Publicado en: El Nacional
Por: Carolina Espada
A Olga Cecilia se la llevaron para Choroní y “en llegando” tuvo su primer encuentro con una taza de chocolate. Pero uno de verdad-verdad. Tanta cultura chocolatera, tanta gastronomía empalagosa, tantas décadas dedicadas a la degustación y venir a descubrir eso tan extraordinario, perfumado, aromático y gustoso a los ochenta años. Un solo sorbito y se le despertaron los sentidos. Otros sentidos. Sus brazos como que querían respirar ¡y estaban respirando!; la espalda se le animó y emitió unos soniditos de placer, algo así como un ronroneo de gato, pero marino y lleno de escamas de oro; las rodillas comenzaron a oír y comprendieron, clarito, la conversación de unas hormigas con un sapo Príncipe, algo introvertido por cierto. Muy buenmozo, pero timidísimo él. Varias canas le latieron y se le volaron con una ráfaga de aire que venía de la montaña. Las orejitas le aletearon y sintieron cosquillas de besitos, mientras que el olfato se le deshilvanó en una melódica carcajada. Y la vista… eso le cambió, ahora los pájaros eran más azules, infinitamente azules, pero azul insólito, azul destello, azul así-es-que-es-el-azul, azul sol; y los petalitos rosados que alfombraban la veredita que conducía al río, eran rosa fosforescente, rosa prendida, rosa apasionada, rosa que brilla en el día y bajo la luna. Y hasta la piel se le transformó, la percepción… a Olga la metieron en un pozo de agua helada, con una cascada ahí a la derecha como adorno perfecto, y no se congeló. Se tocó el cuerpo y lo sintió como un hielito, pero con una fogata por dentro. Y ella, que no sabía nadar, se sumergió en lo más hondo, abrió los ojos y vio luciérnagas de cristal bailando un vals.

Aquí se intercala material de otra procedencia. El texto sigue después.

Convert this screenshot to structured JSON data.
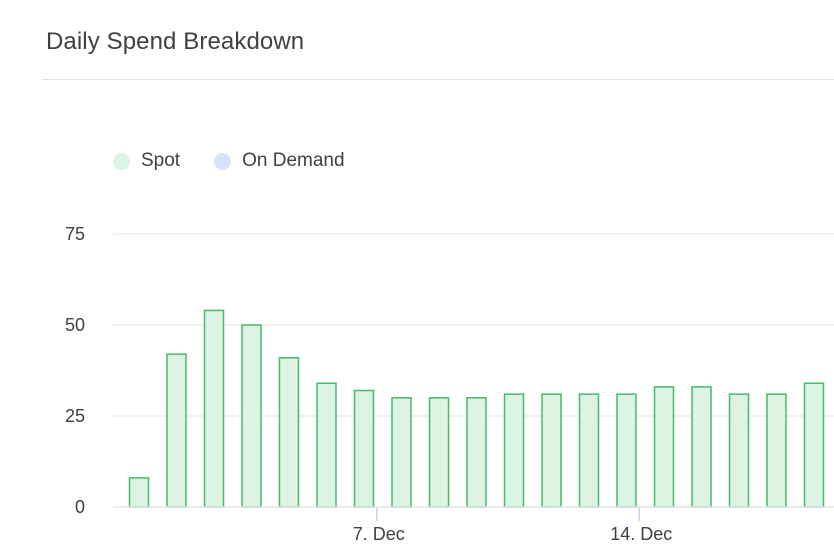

Con el segundo sorbo, Olga recordó todo lo bueno que le había pasado en la vida: su abuela, la consentidera y las golosinas; lo maravillosa que fue su mamá; sus amigas, cercanas o lejanas, pero siempre presentes; los viajes alrededor de medio mundo; las maletas llenas de regalos; las películas vistas en los “Martes Selectos” y la columna de Alejo Carpentier –“Letra y solfa”- en donde él se las recomendaba con acierto, cultura e hilando sujeto, verbo y predicado como quien borda un pañuelo para su madre adorada. Olga también se acordó de los museos visitados; los libros leídos; Margot Fonteyn danzando con Rudolf Nuréyev y los más grandes ballets que le quitaron el aliento; las recetas inventadas; las comidas saboreadas y el helado de regaliz; las anécdotas tan divertidas que casi había olvidado; la gente que amó y la que seguía queriendo, y pensó con un suspiro en mi papá que la complació en todo lo que quiso.
Al terminar la taza de chocolate, se sintió muy feliz. Sencillamente feliz. Allí estaban sus dos hijas con ella, comenzando a celebrarle el mes de su cumpleaños. Nada como el cacao caliente y estar rodeada de tan genuina admiración y de tanto amor.